I am using the BERT model and by doing import TFBertForSequenceClassification, I am using the model that adds a classification head to the BERT base model. Adding a layer to a pre-trained model is a crucial part of transfer learning, and by training the model on my data, I will be setting the weights of the new head layer of the model, which is where it learns about disaster tweets and how to classify them!

In [None]:
from transformers import TFBertForSequenceClassification, BertConfig

config = BertConfig.from_pretrained('bert-base-uncased', num_labels=2)
model = TFBertForSequenceClassification.from_pretrained('bert-base-uncased', config=config)

### Compiling the Model

In [None]:
model.compile(
    optimizer=tf.keras.optimizers.Adam(learning_rate=2e-5, epsilon=1e-8),
    loss=tf.keras.losses.SparseCategoricalCrossentropy(from_logits=True),
    metrics=[tf.keras.metrics.SparseCategoricalAccuracy('accuracy')]
)

## Step 5: Training the Model

### Train the model


In [None]:
history = model.fit(
    train_dataset,
    epochs=3,
    validation_data=val_dataset
)

## Step 6: Evaluating and Submitting the Results

### Predict on the test set

In [None]:
test_dataset = tf.data.Dataset.from_tensor_slices((
    dict(test_encodings)
)).batch(32)

predictions = model.predict(test_dataset).logits
predicted_labels = tf.argmax(predictions, axis=1).numpy()

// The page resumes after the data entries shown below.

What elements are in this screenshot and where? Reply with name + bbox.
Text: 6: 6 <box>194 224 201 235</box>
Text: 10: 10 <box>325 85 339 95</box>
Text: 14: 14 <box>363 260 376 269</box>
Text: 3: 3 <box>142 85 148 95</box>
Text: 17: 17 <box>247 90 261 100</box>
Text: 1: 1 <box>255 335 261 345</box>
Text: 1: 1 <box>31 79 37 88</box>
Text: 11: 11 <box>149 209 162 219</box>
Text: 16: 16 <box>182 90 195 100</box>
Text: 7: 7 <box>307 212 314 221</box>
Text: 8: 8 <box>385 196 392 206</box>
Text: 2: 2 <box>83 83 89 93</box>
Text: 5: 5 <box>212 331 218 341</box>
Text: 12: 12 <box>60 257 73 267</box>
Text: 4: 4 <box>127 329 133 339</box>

### Prepare the Submission File:

In [None]:
# Create a submission DataFrame
submission = pd.DataFrame({'id': test_data['id'], 'target': predicted_labels})
submission.to_csv('submission_1.csv', index=False)

## Step 7: Iterating and Improving

Hyperparameter Tuning:
- Experiment with different hyperparameters such as learning rate, batch size, and the number of epochs to improve the model’s performance.

Data Augmentation:
- Consider using data augmentation techniques to increase the diversity of your training data.

Model Ensembles:
- Combine the predictions from multiple models to improve overall performance.